Even before it was open to the public, E3 was the biggest event for the gaming industry in the US. Now, with a much broader reach, marketers from a wide variety of brands, from video games to energy drinks to toys, have adapted their E3 strategy to accommodate.
“E3 is the biggest stage that the game industry gets for the entire year,” said Tony Key, senior vice president of marketing for Ubisoft, to AListDaily. “There are other shows, but nothing compares as far as bringing the industry together for a collective, huge display of all the cool things that all the companies are working on.”
For Ubisoft, the shift has forced the company to rethink and retool its presence on the show floor. Last year, Key admitted, the greater-than-expected flood of consumers led to long lines and rushed play sessions.
“The focus is on ‘how do we make it a better consumer experience?’ In previous years, it wasn’t necessarily a consideration,” Key explained. “For us, the consumer experience in previous years was based on quality of the press conference and the quality of the videos we put out there.”

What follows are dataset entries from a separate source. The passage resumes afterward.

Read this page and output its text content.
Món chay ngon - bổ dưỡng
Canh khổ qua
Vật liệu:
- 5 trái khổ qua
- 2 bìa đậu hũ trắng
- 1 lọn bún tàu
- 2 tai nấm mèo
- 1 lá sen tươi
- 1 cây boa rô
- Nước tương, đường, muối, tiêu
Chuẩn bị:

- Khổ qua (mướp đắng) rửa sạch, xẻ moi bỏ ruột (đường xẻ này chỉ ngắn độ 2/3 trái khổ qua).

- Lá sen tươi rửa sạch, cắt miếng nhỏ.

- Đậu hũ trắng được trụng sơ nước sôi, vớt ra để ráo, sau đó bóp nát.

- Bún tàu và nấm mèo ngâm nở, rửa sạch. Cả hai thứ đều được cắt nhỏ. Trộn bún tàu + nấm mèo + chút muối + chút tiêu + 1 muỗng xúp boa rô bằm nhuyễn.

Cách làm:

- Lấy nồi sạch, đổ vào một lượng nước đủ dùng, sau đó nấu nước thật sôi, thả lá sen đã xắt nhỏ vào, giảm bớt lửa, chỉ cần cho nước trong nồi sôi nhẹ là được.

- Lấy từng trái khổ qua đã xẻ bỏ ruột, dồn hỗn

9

For some, the common consumers on the E3 show floor are something to be avoided entirely. Gearbox has elected to skip the public show floor entirely—while promoting its long-developed game We Happy Few—instead holding private play sessions and interviews with professional games journalists.
“This year, we got a private meeting space so we can treat it [as] it used to be,” Austin Malcolm, PR manager for Gearbox, told AListDaily. “The big goal for us is to remind people that we still exist and we’re coming out, and that it’s not just the game they saw two years ago.”
According to Malcolm, the standard demo booth show floor setup for many publishers at E3 may not serve all needs equally.
“It’s more of an opportunity for something quick and fast-paced, something you can just jump in and play for ten minutes and move on to the next booth,” Malcolm said. “What also plays into it is how close you are to launch. It doesn’t really matter much to get a game really early in its development in front of consumer’s faces, because you still have things to polish, some things might change.”
Key, however, claims that letting the public play games earlier in development may help the publishers tweak their product.
“It gives us an opportunity to unveil [our games], or show how they’re coming along if it’s something that’s already been shown, and get feedback from players, from press, from influencers, from content creators,” he said. “We take a lot of action items out of that show.”
For Malcolm, the goal of letting players test out games is a simpler one.
“I think it’s more important to be on a show floor like that,” Malcolm said, “so you can get consumers really excited about it right then and there, who then leave and then go reserve it on Amazon or GameStop or whatever retailer they purchase the game from.”
But both Ubisoft and Gearbox agree that one feature of their E3 strategy isn’t likely to be affected by the newly consumer-facing nature of the show.
“I don’t anticipate major changes to how the companies roll out their press conferences. Those are turning out to be really huge moments for each of those companies,” Key stated. “More and more players are watching the press conferences online—that became apparent a few years ago—these press conferences are consumer events.”
Indeed, Malcolm made almost precisely the same point.
“[Press conferences] were already really consumer-facing, because the digital role was growing—even though consumers weren’t there at first, there were hundreds of thousands of consumers watching from YouTube or Twitch or any other streaming service.”
But even as consumers and influencers take up more and more space on the E3 show floor, the press will continue to take the most attention from marketers.